Tinha um conflito indisfarçável – ou se não tinha inventava – com muita gente que o rodeava: «Tu não mereces esta cidade / não mereces / esta roda de náusea em que giramos / até à idiotia / esta pequena morte / e o seu minucioso e porco ritual / esta nossa razão absurda de ser. (…) «Tu és da cidade onde vives por um fio / de puro acaso / onde morres ou vives não de asfixia / mas às mãos de uma aventura de um comércio puro / sem a moeda falsa do bem e do mal.»
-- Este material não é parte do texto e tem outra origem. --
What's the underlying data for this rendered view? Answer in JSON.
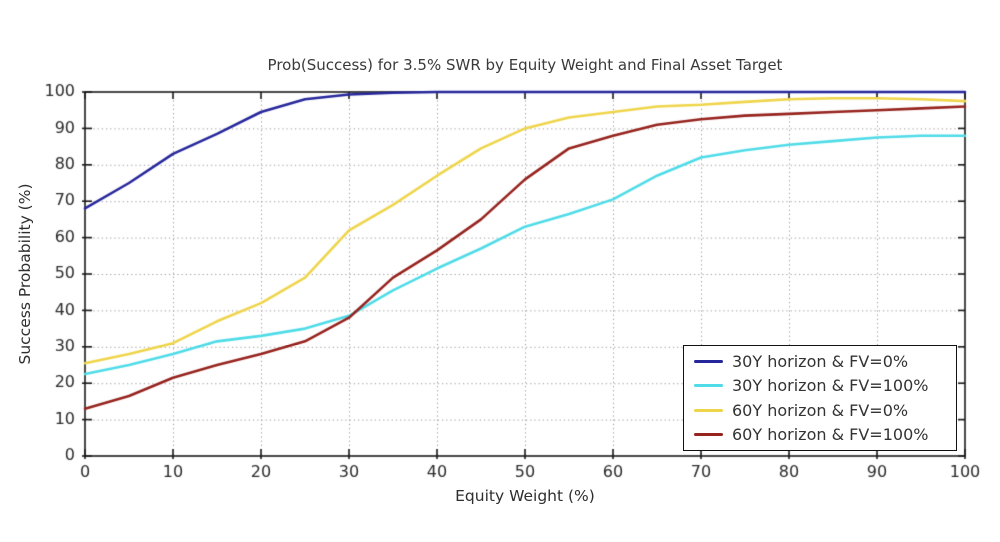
{
  "figure": {
    "title": "Prob(Success) for 3.5% SWR by Equity Weight and Final Asset Target"
  },
  "chart_data": {
    "type": "line",
    "title": "Prob(Success) for 3.5% SWR by Equity Weight and Final Asset Target",
    "xlabel": "Equity Weight (%)",
    "ylabel": "Success Probability (%)",
    "xlim": [
      0,
      100
    ],
    "ylim": [
      0,
      100
    ],
    "xticks": [
      0,
      10,
      20,
      30,
      40,
      50,
      60,
      70,
      80,
      90,
      100
    ],
    "yticks": [
      0,
      10,
      20,
      30,
      40,
      50,
      60,
      70,
      80,
      90,
      100
    ],
    "grid": "dotted",
    "legend_position": "bottom-right",
    "x": [
      0,
      5,
      10,
      15,
      20,
      25,
      30,
      35,
      40,
      45,
      50,
      55,
      60,
      65,
      70,
      75,
      80,
      85,
      90,
      95,
      100
    ],
    "series": [
      {
        "name": "30Y horizon & FV=0%",
        "color": "#27279C",
        "values": [
          68,
          75,
          83,
          88.5,
          94.5,
          98,
          99.3,
          99.8,
          100,
          100,
          100,
          100,
          100,
          100,
          100,
          100,
          100,
          100,
          100,
          100,
          100
        ]
      },
      {
        "name": "30Y horizon & FV=100%",
        "color": "#4FDCE8",
        "values": [
          22.5,
          25,
          28,
          31.5,
          33,
          35,
          38.5,
          45.5,
          51.5,
          57,
          63,
          66.5,
          70.5,
          77,
          82,
          84,
          85.5,
          86.5,
          87.5,
          88,
          88
        ]
      },
      {
        "name": "60Y horizon & FV=0%",
        "color": "#EFD54A",
        "values": [
          25.5,
          28,
          31,
          37,
          42,
          49,
          62,
          69,
          77,
          84.5,
          90,
          93,
          94.5,
          96,
          96.5,
          97.3,
          98,
          98.3,
          98.3,
          98,
          97.5
        ]
      },
      {
        "name": "60Y horizon & FV=100%",
        "color": "#96231E",
        "values": [
          13,
          16.5,
          21.5,
          25,
          28,
          31.5,
          38,
          49,
          56.5,
          65,
          76,
          84.5,
          88,
          91,
          92.5,
          93.5,
          94,
          94.5,
          95,
          95.5,
          96
        ]
      }
    ],
    "colors": {
      "grid": "#999999",
      "axis_box": "#1a1a1a",
      "tick_text": "#2b2b2b",
      "background": "#ffffff"
    }
  }
}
Foi um dos protagonistas do grupo surrealista, quando reunia no Café Hermínios na Almirante Reis ou, então, no Café Royal, no Cais do Sodré. Já não fez parte da tertúlia no Café Gelo, no Rossio. O surrealismo deixou-lhe marcas, mas foi uma aventura breve. Rejeitava compêndios estéticos e cartilhas literárias. Pertenceu ao MUD juvenil, uma extensão do Partido Comunista. A política acompanhou-o sempre. Na luta contra o salazarismo, contra o marcelismo e depois do 25 de Abril, contra partidos que lhe condicionavam a liberdade pessoal e a intervenção pública. Orientava-se por exigências cívicas. 

Recebeu, em vida, quase todas as homenagens possíveis para um intelectual politicamente incorreto. À exceção do Prémio Camões ainda não instituído. Nem foi candidato a candidato ao Nobel. Mas ainda – e em vida – pôde ver publicada a «Poesia Completa», com uma introdução de Clara Rocha (1982); as crónicas dispersas em jornais e revistas recolhidas por Maria Antónia de Oliveira (1985) e com o título «Portugal em forma de Assim». O poema Gaivota aproximou-o de todos os públicos, através da voz de Amália e da música de Alain Oulman.

Espírito crítico e mordaz, Alexandre O’Neill ocupa um lugar muito próprio na literatura portuguesa do século XX. Uma poesia desenvolta em que o divertimento, a ironia e o humor negro, são intercalados por uma outra poesia de fortes tensões líricas. Faz a exaltação da mulher, celebra a volúpia do Amor: «defendo-me da morte quando dou / meu corpo ao seu desejo violento / e lhe devoro o corpo lentamente.»

Possuía uma cultura muito diversificada. Dominava várias línguas. Era um notável tradutor. Trabalhou a língua até ao limite da expressão, buscava todos os recursos de cada palavra; desarticulava as amarras da sintaxe tradicional. Procurou transmitir gestos, tiques e atitudes. Inventava novas palavras, incluía outras extraídas de alfarrábios e ainda outras apanhadas na rua, no café ou ... na cama. 

Estamos hoje com uma Lisboa, desengravatada com outras tias que se instalaram em Telheiras ou no Parque das Nações. Outra classe social. Outra classe política. A poesia e a prosa de Alexandre O’Neill retratam a sua geração e o seu tempo, numa dissecação frontal e agressiva dos comportamentos inveterados dos portugueses. Mas também aprofundou as perplexidades da condição humana. Tudo quanto abrange as interrogações que colocam o homem perante a angústia da vida e o desespero da morte.